Our houses, roads and everyday comings and goings impact where and when deer feed,
travel and bed.
American
Indians believed the moon, wind and rain affected deer movements. Current studies
confirm that deer activity indeed varies depending on temperature, moon phases
and even barometric pressure.
Whitetails,
especially mature bucks, are active at night, preferring to feed, mingle and mate
under a cloak of darkness. But no deer is completely nocturnal. Otherwise, we'd
never have a shot at a trophy buck! Deer remain active at dawn and start to move
again at dusk.
You
will find that deer typically bed down at midday.
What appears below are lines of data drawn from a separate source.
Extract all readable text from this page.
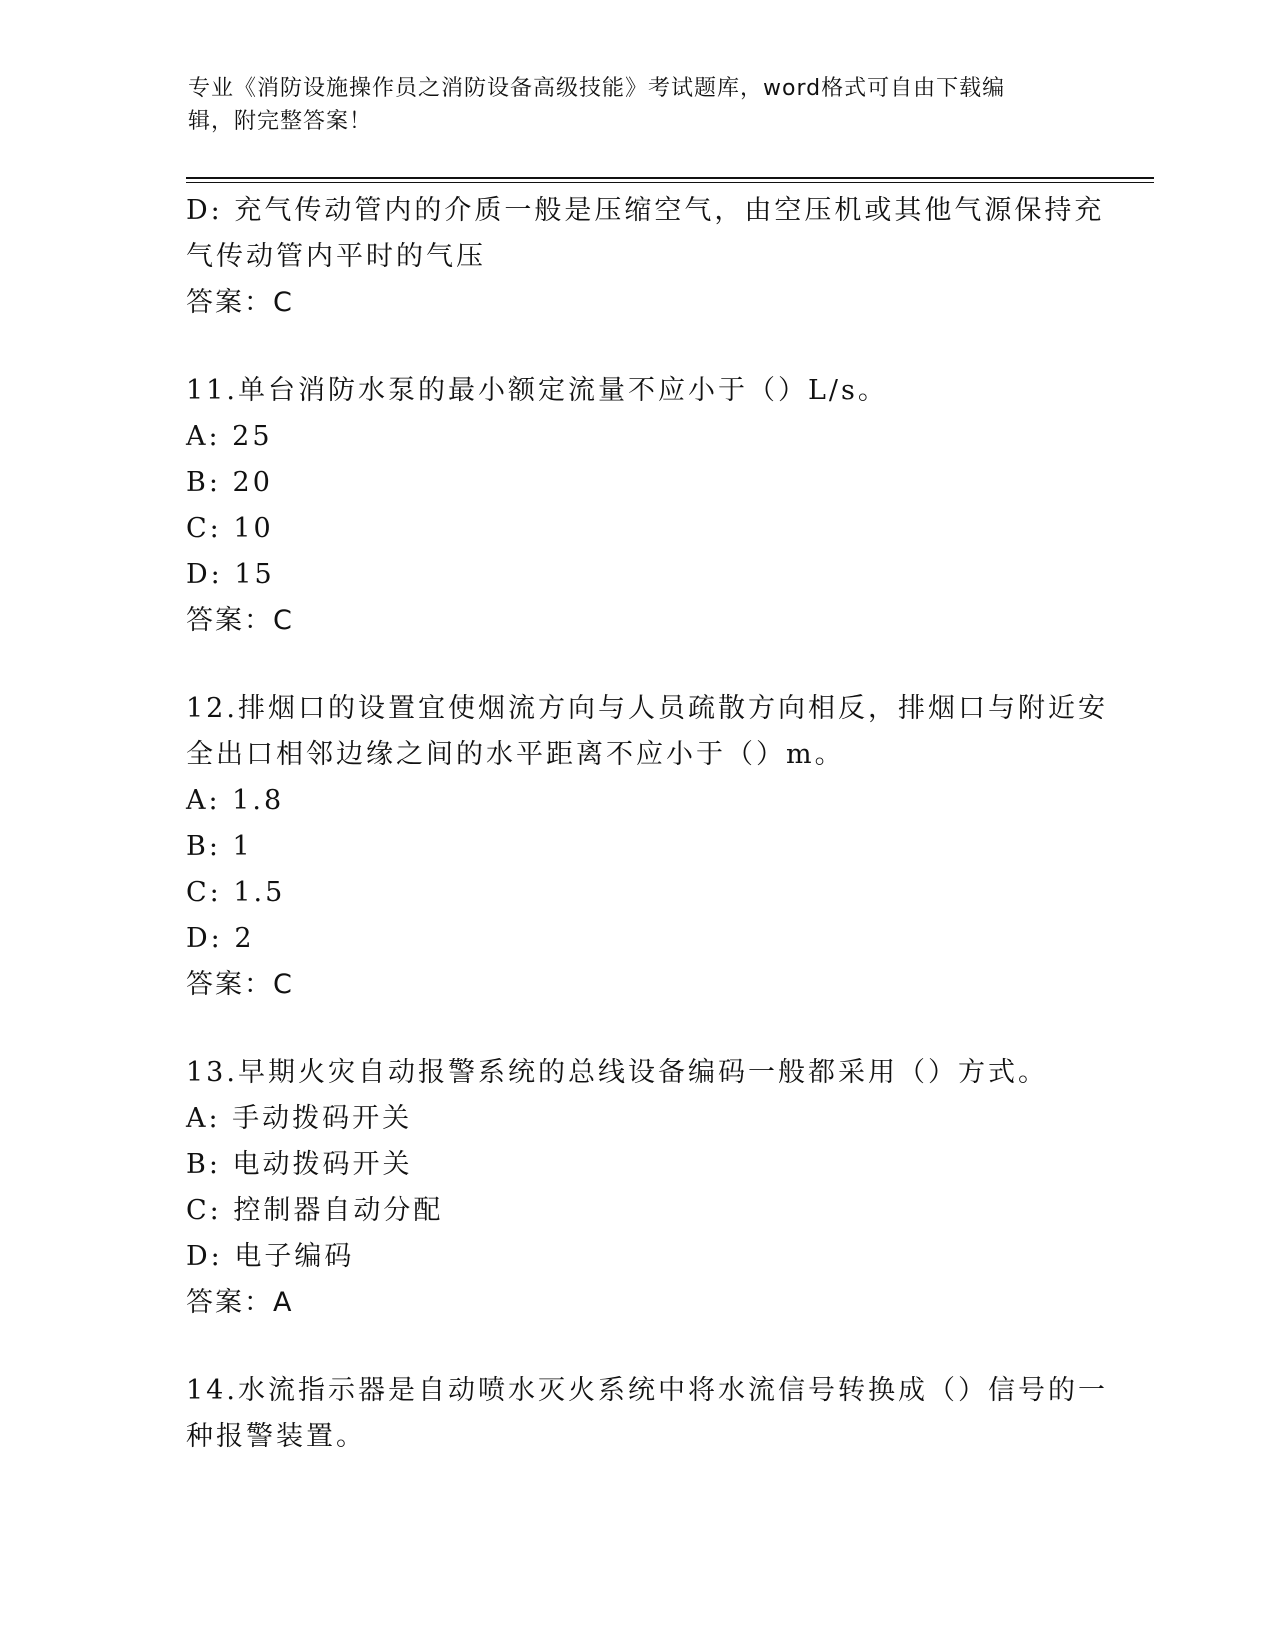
专业《消防设施操作员之消防设备高级技能》考试题库，word格式可自由下载编
辑，附完整答案！
D: 充气传动管内的介质一般是压缩空气，由空压机或其他气源保持充
气传动管内平时的气压
答案：C
11.单台消防水泵的最小额定流量不应小于（）L/s。
A: 25
B: 20
C: 10
D: 15
答案：C
12.排烟口的设置宜使烟流方向与人员疏散方向相反，排烟口与附近安
全出口相邻边缘之间的水平距离不应小于（）m。
A: 1.8
B: 1
C: 1.5
D: 2
答案：C
13.早期火灾自动报警系统的总线设备编码一般都采用（）方式。
A: 手动拨码开关
B: 电动拨码开关
C: 控制器自动分配
D: 电子编码
答案：A
14.水流指示器是自动喷水灭火系统中将水流信号转换成（）信号的一
种报警装置。
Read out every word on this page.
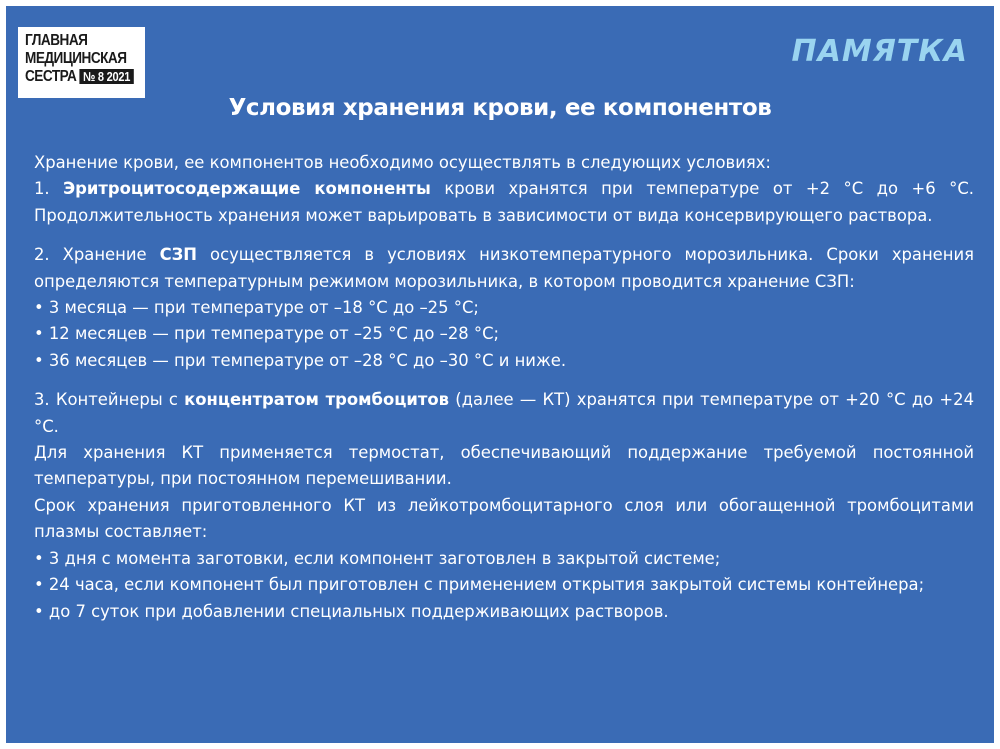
ГЛАВНАЯ
МЕДИЦИНСКАЯ
СЕСТРА № 8 2021
ПАМЯТКА
Условия хранения крови, ее компонентов

Хранение крови, ее компонентов необходимо осуществлять в следующих условиях:

1. Эритроцитосодержащие компоненты крови хранятся при температуре от +2 °С до +6 °С. Продолжительность хранения может варьировать в зависимости от вида консервирующего раствора.

2. Хранение СЗП осуществляется в условиях низкотемпературного морозильника. Сроки хранения определяются температурным режимом морозильника, в котором проводится хранение СЗП:

• 3 месяца — при температуре от –18 °С до –25 °С;

• 12 месяцев — при температуре от –25 °С до –28 °С;

• 36 месяцев — при температуре от –28 °С до –30 °С и ниже.

3. Контейнеры с концентратом тромбоцитов (далее — КТ) хранятся при температуре от +20 °С до +24 °С.

Для хранения КТ применяется термостат, обеспечивающий поддержание требуемой постоянной температуры, при постоянном перемешивании.

Срок хранения приготовленного КТ из лейкотромбоцитарного слоя или обогащенной тромбоцитами плазмы составляет:

• 3 дня с момента заготовки, если компонент заготовлен в закрытой системе;

• 24 часа, если компонент был приготовлен с применением открытия закрытой системы контейнера;

• до 7 суток при добавлении специальных поддерживающих растворов.
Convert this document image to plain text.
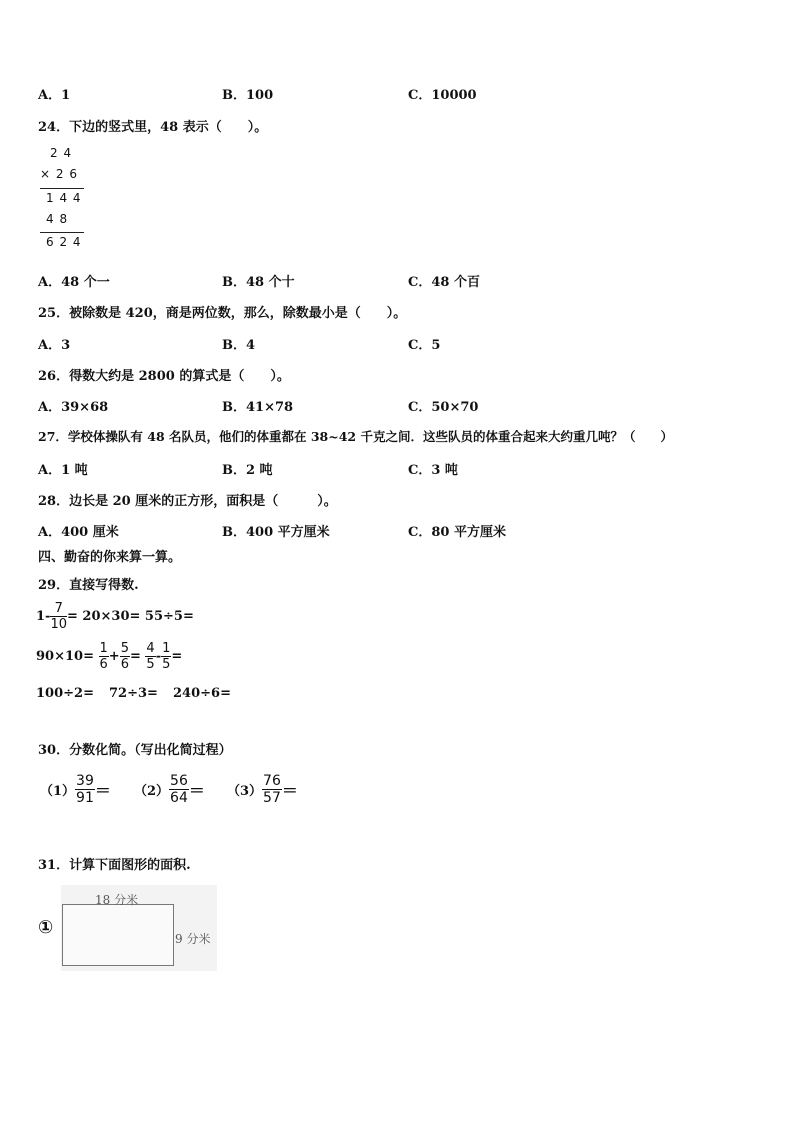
A．1	B．100	C．10000
24．下边的竖式里，48 表示（　　）。
2 4
× 2 6
1 4 4
4 8
6 2 4
A．48 个一	B．48 个十	C．48 个百
25．被除数是 420，商是两位数，那么，除数最小是（　　）。
A．3	B．4	C．5
26．得数大约是 2800 的算式是（　　）。
A．39×68	B．41×78	C．50×70
27．学校体操队有 48 名队员，他们的体重都在 38~42 千克之间．这些队员的体重合起来大约重几吨？（　　）
A．1 吨	B．2 吨	C．3 吨
28．边长是 20 厘米的正方形，面积是（　　　）。
A．400 厘米	B．400 平方厘米	C．80 平方厘米
四、勤奋的你来算一算。
29．直接写得数.
$1- \frac{7}{10} = 20\times 30= 55\div 5=$
$90\times 10= \frac{1}{6} + \frac{5}{6} = \frac{4}{5} - \frac{1}{5}$ =
100÷2= 72÷3= 240÷6=
30．分数化简。（写出化简过程）
$(1) \frac{39}{91} = (2) \frac{56}{64} = (3) \frac{76}{57}$ ＝
31．计算下面图形的面积.
①
18 分米
9 分米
Studies have shown that they
rarely if ever bed in the same exact spot twice; in order to possibly deter a
predator from locking on their scent and lying in wait for an easy meal the next
day. Deer never sleep for long periods of time. Rather, they dose, always trying
to stay alert.
Although
whitetails are social animals that are found in herds, the sexes stay largely
divided. Outside the breeding season, a mature buck almost never stays with a
"doe unit", or a group of does and fawns. Bucks travel alone or band
together in bachelor's clubs for most of the year.
Whitetails
communicate with vocalizations and scents. For example, a buck trailing a doe
in the rut might utter the "tending grunt." She might bleat back. A
buck rub-urinates in a scrape, peeing over his tarsal glands to lay down scent
that might attract a doe or challenge another male. The deer still facinates and
mystifies us enough to warrant further study.